Eventually I was going to have to mention that I work at Samuel French. SF is a play publisher and licensing house.  This means that theaters, churches or schools apply to us for performance rights for any of the titles in our catalogue.  Recently we were astonished when a public school in New York City (less than a mile from Broadway) was approved to perform La Cage Aux Folles.

We were suprised not only someone so near would be approved, not only that a school with kids aged 7-12 was doing La Cage,  But also …because it was school for children with special needs.  All of my office mates wanted to go, but I was really torn from the beginning. I wanted to absolutely make sure that we weren’t attending in a mean spirited way.  I went.

Before the curtain the director made a very impassioned speech at the beginning explaining to the roomful of parents WHY she had chosen to do La Cage aux Folles with Middle-School kids. She spoke out against gay slurs and general intolerance of difference. After a short scene inwhich young kids simulated calling each other fags on the playground the director resumed her talk, and explained that her greatest gift to these children would be to teach them that EVERYONE operates differently, but that doesn’t mean that ANYONE is less.

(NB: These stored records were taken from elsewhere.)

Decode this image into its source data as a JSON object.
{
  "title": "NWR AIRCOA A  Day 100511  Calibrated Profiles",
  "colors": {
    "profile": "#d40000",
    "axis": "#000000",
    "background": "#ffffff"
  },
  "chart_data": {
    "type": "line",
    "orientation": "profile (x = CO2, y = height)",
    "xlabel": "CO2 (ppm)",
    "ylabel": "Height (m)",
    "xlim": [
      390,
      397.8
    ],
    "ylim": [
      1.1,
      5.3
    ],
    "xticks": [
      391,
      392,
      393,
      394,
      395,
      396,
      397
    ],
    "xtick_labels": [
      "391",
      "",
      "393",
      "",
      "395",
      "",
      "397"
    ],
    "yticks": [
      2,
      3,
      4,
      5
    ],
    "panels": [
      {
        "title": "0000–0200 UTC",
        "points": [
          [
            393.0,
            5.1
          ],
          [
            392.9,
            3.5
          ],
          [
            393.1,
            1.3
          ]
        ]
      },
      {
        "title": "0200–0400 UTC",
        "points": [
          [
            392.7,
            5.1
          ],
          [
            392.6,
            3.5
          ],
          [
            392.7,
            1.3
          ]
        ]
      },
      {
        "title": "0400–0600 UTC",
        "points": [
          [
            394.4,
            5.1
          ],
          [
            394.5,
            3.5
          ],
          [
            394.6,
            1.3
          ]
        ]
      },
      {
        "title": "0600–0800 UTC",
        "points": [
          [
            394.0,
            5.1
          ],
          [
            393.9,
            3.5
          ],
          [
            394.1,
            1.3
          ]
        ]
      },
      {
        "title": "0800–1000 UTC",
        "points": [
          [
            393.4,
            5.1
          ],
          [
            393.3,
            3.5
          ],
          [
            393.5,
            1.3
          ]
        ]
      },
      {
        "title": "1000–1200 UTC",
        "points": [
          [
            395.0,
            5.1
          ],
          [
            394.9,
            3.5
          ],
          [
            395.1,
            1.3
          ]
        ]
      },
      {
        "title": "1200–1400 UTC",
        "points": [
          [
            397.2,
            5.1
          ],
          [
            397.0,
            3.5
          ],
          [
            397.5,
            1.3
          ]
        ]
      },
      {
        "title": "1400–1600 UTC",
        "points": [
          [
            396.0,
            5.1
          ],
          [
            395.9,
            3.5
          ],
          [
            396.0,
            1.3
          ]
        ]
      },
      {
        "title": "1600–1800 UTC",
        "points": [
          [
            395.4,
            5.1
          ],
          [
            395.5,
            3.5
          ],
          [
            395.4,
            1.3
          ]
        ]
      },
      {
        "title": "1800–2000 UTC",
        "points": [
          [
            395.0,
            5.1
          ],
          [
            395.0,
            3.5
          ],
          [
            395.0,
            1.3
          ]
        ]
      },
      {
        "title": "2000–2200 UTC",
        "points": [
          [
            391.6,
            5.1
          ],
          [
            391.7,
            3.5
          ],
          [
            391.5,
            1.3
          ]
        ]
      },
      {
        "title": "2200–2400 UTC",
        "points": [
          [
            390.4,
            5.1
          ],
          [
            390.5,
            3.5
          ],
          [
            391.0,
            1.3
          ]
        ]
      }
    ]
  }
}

I was really moved by how she pulled everything together and later on I was really effected by the 12 year old boy from a special needs school singing I am what I am…but I did laugh. a lot.  Not at the kids, but at the show itself.  This school and changed, rearranged, added and cut and insane amount of material.  To give you a slight idea…here is the songlist from the evening:

We Are Family*
Speechless**
The Way you Make Me Feel**
With You on my Arm***
Human Nature**
I Am What I am***

Intermission

Bad**
Look Over There***
ABC****
Best of Times is Now***
Papparazzi*****
We Are Family (Reprise)*
I Am What I Am (Reprise)***
Human Nature (Reprise)**

KEY for Song credit:
*Pointer Sisters
**Michael Jackson
***Jerry Herman (the creator of La Cage Aux Folles)
****The Jackson 5
*****Lady Gaga

This show was hysterical. Aside from the fact that the whole show ended with the a reprise of Michael Jackson’s Human Nature, I most enjoyed “ABC” which was actually sung outside the story arc of La Cage by a student who was was discontent with the casting of “spring play twenty-ten” and wanted a solo although cast in the ensemble.  this was all explained in the preceding monologue.  How Meta!